Id. at 335, 96 S.Ct. at 903.
However, we feel it unnecessary to analyze in detail the minimum requirements of due process in this case because we are convinced that, while it is possible that the process afforded by the adoption committee may have been deficient, that deficiency was cured by the proceedings in the Juvenile Court.
Because of the unique circumstances of the case before us, we need not decide whether the procedure employed by DFS or any adoption agency licensed by the State comports with due process. See, n. 6, supra.
This is not to say that this Court believes any denial of due process by an administrative agency can be cured by subsequent judicial review. We agree with Professor Kenneth Culp Davis that relying on judicial review of administrative actions to cure due process defects in the administrative procedure "is often undesirable because of transfer of power from agency to court." 1 Administrative Law Treatise, § 7.10 (1958). Especially in the difficult area of the placement of children for adoption the agency involved has superior expertise which should be respected by the courts, and which expertise courts will seldom, if ever, possess. It is therefore desirable that the agency itself be sensitive to the elementary notions for fair play embodied in the requirements of due process.
As was pointed out in the recitation of the facts of this case, ante, the Juvenile Court viewed its function to be to review the decision of the adoption committee (as probative of the petition for custody) at least if the committee denied appellant's application.

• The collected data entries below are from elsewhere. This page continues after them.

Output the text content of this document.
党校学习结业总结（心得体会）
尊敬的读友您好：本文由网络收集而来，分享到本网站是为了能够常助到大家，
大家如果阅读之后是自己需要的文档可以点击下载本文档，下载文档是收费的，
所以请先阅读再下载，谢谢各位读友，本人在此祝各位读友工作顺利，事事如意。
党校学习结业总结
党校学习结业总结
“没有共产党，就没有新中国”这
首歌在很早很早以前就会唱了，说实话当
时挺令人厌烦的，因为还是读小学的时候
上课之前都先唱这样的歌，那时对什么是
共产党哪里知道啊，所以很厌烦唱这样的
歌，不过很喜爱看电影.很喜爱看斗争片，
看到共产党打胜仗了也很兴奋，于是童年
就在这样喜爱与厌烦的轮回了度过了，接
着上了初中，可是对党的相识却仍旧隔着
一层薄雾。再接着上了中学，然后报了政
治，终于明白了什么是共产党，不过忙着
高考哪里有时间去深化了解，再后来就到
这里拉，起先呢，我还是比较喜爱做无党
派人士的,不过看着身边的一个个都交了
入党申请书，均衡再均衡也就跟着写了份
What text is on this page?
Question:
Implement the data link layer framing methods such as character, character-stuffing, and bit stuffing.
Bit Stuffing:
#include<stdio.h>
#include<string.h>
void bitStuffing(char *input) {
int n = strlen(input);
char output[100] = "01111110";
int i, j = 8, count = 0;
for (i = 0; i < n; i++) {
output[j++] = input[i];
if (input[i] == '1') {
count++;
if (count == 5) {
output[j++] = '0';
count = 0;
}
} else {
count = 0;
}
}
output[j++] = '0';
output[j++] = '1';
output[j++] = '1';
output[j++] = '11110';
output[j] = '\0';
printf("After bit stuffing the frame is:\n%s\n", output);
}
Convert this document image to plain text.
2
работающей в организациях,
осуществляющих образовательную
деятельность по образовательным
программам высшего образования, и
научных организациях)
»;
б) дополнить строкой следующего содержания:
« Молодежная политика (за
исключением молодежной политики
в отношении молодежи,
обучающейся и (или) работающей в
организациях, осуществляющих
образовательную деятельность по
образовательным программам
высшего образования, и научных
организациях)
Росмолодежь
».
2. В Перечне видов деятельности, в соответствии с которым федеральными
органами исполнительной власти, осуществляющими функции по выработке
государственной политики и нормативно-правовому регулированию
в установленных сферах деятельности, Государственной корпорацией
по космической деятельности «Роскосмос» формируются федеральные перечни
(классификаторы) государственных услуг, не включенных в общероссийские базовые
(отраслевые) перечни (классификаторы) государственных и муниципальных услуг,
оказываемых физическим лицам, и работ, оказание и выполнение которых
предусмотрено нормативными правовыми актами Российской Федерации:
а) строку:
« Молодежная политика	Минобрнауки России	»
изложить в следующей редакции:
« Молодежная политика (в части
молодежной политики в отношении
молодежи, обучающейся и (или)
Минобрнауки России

At the September 1st hearing the entire DFS process was reviewed, substantially de novo. The social workers involved in the decision were examined by counsel and by the Court in order to ascertain the factors which were considered by the committee and the reasons for the committee's recommendation. Likewise the psychologist who completed the psychological evaluation of appellant and the children was subject to both direct and cross-examination. In addition, studies by another psychologist and a psychiatrist, which were arguably more favorable to appellant, were received into evidence. Following this hearing the Juvenile Court made detailed findings of fact which were amply supported by the evidence and came to conclusions of law based thereon. The Court showed, in our opinion, a high degree of sensitivity to the desire of the appellant to raise her grandchildren, but in deciding what would be in the best interest of the children involved — which was the Court's paramount duty decided that custody should remain with DFS pending adoption of the children.
This Court also is sensitive to the obviously genuine concern that appellant has for her grandchildren and sympathize with her strong desire that these children be raised by their blood relatives. However, the question of custody of these two children is one which is reserved in the first instance to the discretion of the Juvenile Court, and we believe the record reflects an absence of any abuse of that discretion.
See, e.g., State in Interest of Tom, Utah, 556 P.2d 213 (1976); In re Cooper, 17 Utah 2d 296, 410 P.2d 475 (1966); State in Interest of F----, D----, and P----, 14 Utah 2d 47, 376 P.2d 948 (1962); State in Interest of K---- B----, 7 Utah 2d 398, 326 P.2d 395 (1958).
See, e.g., State in Interest of Tom, supra; In re Cooper, supra; State in Interest of F----, D----, and P----, supra.
As a final attack on the procedure of the adoption committee, appellant argues that the Standards and Policy for Approval of Adoptive Homes, 11C-105, 11C-140 and VACS 154, were not properly promulgated by DFS and hence could not constitutionally be applied in the administrative decisionmaking process. A review of the record shows that the evidence adduced by appellant does not support this contention.
Affirmed. No costs awarded.
CROCKETT, C.J., and MAUGHAN, HALL and STEWART, JJ., concur.